Below is a comment from Reid Rusonik, managing partner of the firm Pinkofskys, and personal friend and mentor of mine on the recent decline of Charter values in Ontario.
More specifically, this comment addresses the recent decision of R. v. L.B. where the Ontario Court of Appeal, through the voice of Justice Moldaver, dealt a serious blow to constitutional rights in Ontario.
Decisions like the recent one by Ontario Court Justice of Appeal Michael Moldaver lead to the potentially disastrous misunderstanding of the Canadian Charter of Rights and Freedoms and why it proscribes for the exclusion of unconstitutionally obtained evidence that permeates several other recent letters to the Editor.
The Charter calls for the exclusion of evidence obtained in violation of our rights as its only real means of disciplining state agents for breaching these rights and encouraging a better respect for these rights in the future. When a judge says the state cannot use a seized gun or drugs or stolen property in evidence against an accused he or she is saying the breach of a Charter-protected right is more of a danger to a free and democratic society than letting a particular accused escape punishment. The judge is not protecting that accused's rights, he is protecting our rights. He or she is not freeing that accused so much as he is protecting the freedom of us all.
The rights protected by the Charter stop the police from stopping us on the street or coming into our homes on a whim or because they do not like or are afraid or are suspicious of our religion or the colour of our skin. They make sure we are not humiliated by being searched in front of our children or loved ones because of mere suspicion we might be up to no good. They recognize our worth and our dignity as individuals.
The protection and sanctification of these rights afforded by this magnificent document hold us together as a society. It gives individuals a reason to believe in society, to honour and fight for it. If we did not have it, and society's agents were free to arbitrarily and unreasonably turn state power against individuals, individuals would turn against society.

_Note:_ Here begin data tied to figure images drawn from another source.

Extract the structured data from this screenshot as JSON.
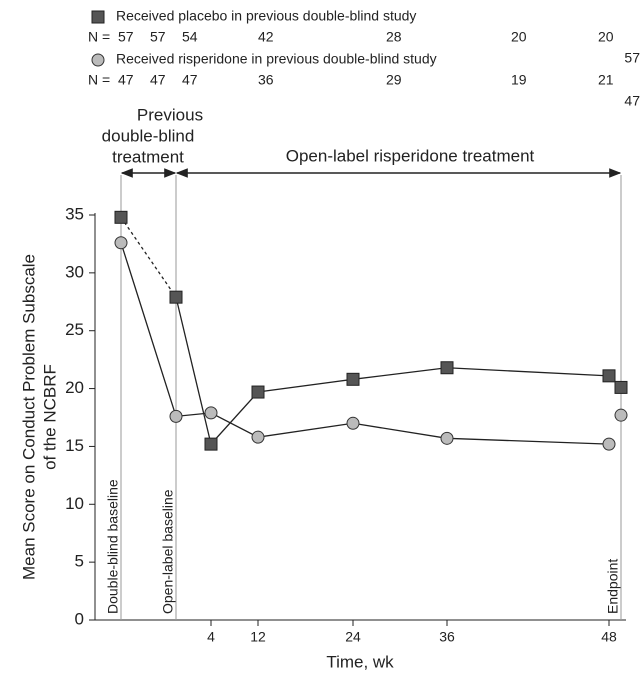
{
  "chart_data": {
    "type": "line",
    "categories": [
      "Double-blind baseline",
      "Open-label baseline",
      "4",
      "12",
      "24",
      "36",
      "48",
      "Endpoint"
    ],
    "series": [
      {
        "name": "Received placebo in previous double-blind study",
        "color": "#555555",
        "marker": "square",
        "values": [
          34.8,
          27.9,
          15.2,
          19.7,
          20.8,
          21.8,
          21.1,
          20.1
        ]
      },
      {
        "name": "Received risperidone in previous double-blind study",
        "color": "#bbbbbb",
        "marker": "circle",
        "values": [
          32.6,
          17.6,
          17.9,
          15.8,
          17.0,
          15.7,
          15.2,
          17.7
        ]
      }
    ],
    "n_counts": [
      {
        "label": "N =",
        "values": [
          57,
          57,
          54,
          42,
          28,
          20,
          20,
          57
        ]
      },
      {
        "label": "N =",
        "values": [
          47,
          47,
          47,
          36,
          29,
          19,
          21,
          47
        ]
      }
    ],
    "annotations": {
      "previous": [
        "Previous",
        "double-blind",
        "treatment"
      ],
      "open_label": "Open-label risperidone treatment"
    },
    "y_label": [
      "Mean Score on Conduct Problem Subscale",
      "of the NCBRF"
    ],
    "x_label": "Time, wk",
    "ylim": [
      0,
      35
    ],
    "yticks": [
      0,
      5,
      10,
      15,
      20,
      25,
      30,
      35
    ]
  }
}
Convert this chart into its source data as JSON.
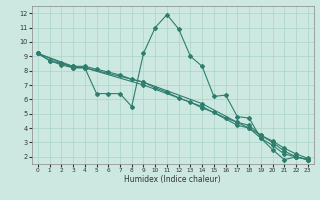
{
  "xlabel": "Humidex (Indice chaleur)",
  "bg_color": "#cce8e0",
  "line_color": "#2e7d6e",
  "grid_color": "#aad4c8",
  "xlim": [
    -0.5,
    23.5
  ],
  "ylim": [
    1.5,
    12.5
  ],
  "xticks": [
    0,
    1,
    2,
    3,
    4,
    5,
    6,
    7,
    8,
    9,
    10,
    11,
    12,
    13,
    14,
    15,
    16,
    17,
    18,
    19,
    20,
    21,
    22,
    23
  ],
  "yticks": [
    2,
    3,
    4,
    5,
    6,
    7,
    8,
    9,
    10,
    11,
    12
  ],
  "series": [
    {
      "x": [
        0,
        1,
        2,
        3,
        4,
        5,
        6,
        7,
        8,
        9,
        10,
        11,
        12,
        13,
        14,
        15,
        16,
        17,
        18,
        19,
        20,
        21,
        22,
        23
      ],
      "y": [
        9.2,
        8.7,
        8.4,
        8.2,
        8.2,
        6.4,
        6.4,
        6.4,
        5.5,
        9.2,
        11.0,
        11.9,
        10.9,
        9.0,
        8.3,
        6.2,
        6.3,
        4.8,
        4.7,
        3.3,
        2.5,
        1.8,
        2.0,
        1.8
      ]
    },
    {
      "x": [
        0,
        3,
        4,
        9,
        14,
        17,
        18,
        19,
        20,
        21,
        22,
        23
      ],
      "y": [
        9.2,
        8.2,
        8.2,
        7.0,
        5.5,
        4.2,
        4.0,
        3.3,
        2.8,
        2.2,
        2.0,
        1.8
      ]
    },
    {
      "x": [
        0,
        3,
        4,
        9,
        14,
        17,
        18,
        19,
        20,
        21,
        22,
        23
      ],
      "y": [
        9.2,
        8.3,
        8.2,
        7.2,
        5.7,
        4.4,
        4.2,
        3.5,
        3.0,
        2.4,
        2.0,
        1.8
      ]
    },
    {
      "x": [
        0,
        1,
        2,
        3,
        4,
        5,
        6,
        7,
        8,
        9,
        10,
        11,
        12,
        13,
        14,
        15,
        16,
        17,
        18,
        19,
        20,
        21,
        22,
        23
      ],
      "y": [
        9.2,
        8.7,
        8.5,
        8.3,
        8.3,
        8.1,
        7.9,
        7.7,
        7.4,
        7.2,
        6.8,
        6.5,
        6.1,
        5.8,
        5.4,
        5.1,
        4.7,
        4.4,
        4.0,
        3.5,
        3.1,
        2.6,
        2.2,
        1.9
      ]
    }
  ]
}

When lawyer Daniel Stein is criticized by one of your writers for saying his client was simply "sitting at the edge of the school, hanging out, not doing anything" he is talking about a need not to protect the few punks doing this while carrying guns. He is talking about the thousands of absolutely innocent kids doing the same thing every day. He is talking about ensuring that these kids are not humiliated and terrified by the police unless there are reasonable grounds to believe they are in possession of serious contraband.
The courts, of course, will never get to discipline the police for their myriad of abuses in these instances because these kids will never become accused. What they will become is bitter and marginalized from society. Treat an innocent child like a criminal and see what you will get.
What would you think of Canada if the police could stop and search you on a whim and discover materials that indicated you were secretly gay, believed in a religion different from the rest of your family, or had a girlfriend on the side because you still adore and care for your wife but she is too sick to make love with you anymore? What if it kept you from getting to pick-up your child on time, or made your employer think you must be up to no good--or in the wrong political party or fledgling union--and got you fired?
Canada as a free and democratic society can survive it's largest city suffering 60 or even 600 homicides per year. It cannot survive taking away the rights of any of its citizens. Doing that instead of attacking the root causes of criminality will only create more criminals.
As a criminal defence lawyer, I like to put it all this way: a Charter exclusion a day keeps the Nazis away.
And as much as some of your other writers and Mr. Justice Moldaver or John Tory might not like it, we defence lawyers and our Charter arguments are not going to go away.